2 large heads endive, ends trimmed and remainder cut julienne
1 lg or 2 small bunches watercress, thick stems removed
2 medium Mango, flesh cut into 1/2-inch cubes
4- 1-inch thick round slices of Goat Cheese (cold)
20 walnut halves, lighted toasted
Combine greens and mango in a large salad bowl and reserve. Dip
each round of goat cheese first into a beaten egg, then dip into dry
flavored bread crumbs. Fry breaded rounds of goat cheese in a
small amount of vegetable oil in a non-stick skillet. Be sure oil
is heated almost to the smoking point before added the breaded goat
cheese. Fry for one minute on each side or until bread crumbs have
browned. Remove from skillet and drain on paper towel.

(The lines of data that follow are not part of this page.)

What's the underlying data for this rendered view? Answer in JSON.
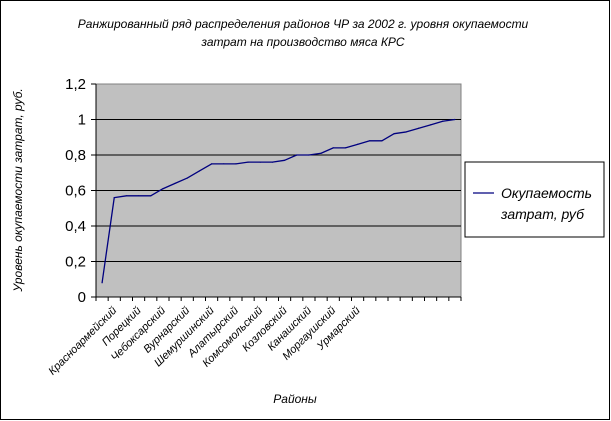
{
  "chart_data": {
    "type": "line",
    "title_lines": [
      "Ранжированный ряд распределения  районов ЧР за 2002 г. уровня окупаемости",
      "затрат на производство мяса КРС"
    ],
    "xlabel": "Районы",
    "ylabel": "Уровень окупаемости затрат, руб.",
    "ylim": [
      0,
      1.2
    ],
    "yticks": [
      "0",
      "0,2",
      "0,4",
      "0,6",
      "0,8",
      "1",
      "1,2"
    ],
    "x_labels_shown": [
      "Красноармейский",
      "Порецкий",
      "Чебоксарский",
      "Вурнарский",
      "Шемуршинский",
      "Алатырский",
      "Комсомольский",
      "Козловский",
      "Канашский",
      "Моргаушский",
      "Урмарский"
    ],
    "grid": true,
    "legend_position": "right",
    "legend_lines": [
      "Окупаемость",
      "затрат, руб"
    ],
    "series": [
      {
        "values": [
          0.08,
          0.56,
          0.57,
          0.57,
          0.57,
          0.61,
          0.64,
          0.67,
          0.71,
          0.75,
          0.75,
          0.75,
          0.76,
          0.76,
          0.76,
          0.77,
          0.8,
          0.8,
          0.81,
          0.84,
          0.84,
          0.86,
          0.88,
          0.88,
          0.92,
          0.93,
          0.95,
          0.97,
          0.99,
          1.0
        ],
        "color": "#00007f"
      }
    ],
    "colors": {
      "plot_background": "#c0c0c0",
      "gridline": "#000000",
      "line": "#00007f",
      "frame": "#000000"
    }
  }
}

Reserve until ready to plate the salad.
Basic Vinaigrette
1 tablespoon chopped shallot
1 teaspoon Dijon mustard
salt & freshly ground black pepper
2 tablespoons red wine vinegar
6+ tablespoons extra virgin olive oil
Toss together julienne of endive, watercress sprigs and cubes of
Mango.
Whisk together the shallot and mustard and vinegar, salt & pepper.
Slowly add the olive oil in a steady stream while whisking. Taste
and adjust seasoning if necessary.
Add dressing to salad greens and toss well. Garnish each
serving with one fried goat cheese round and 5 toasted walnut halves.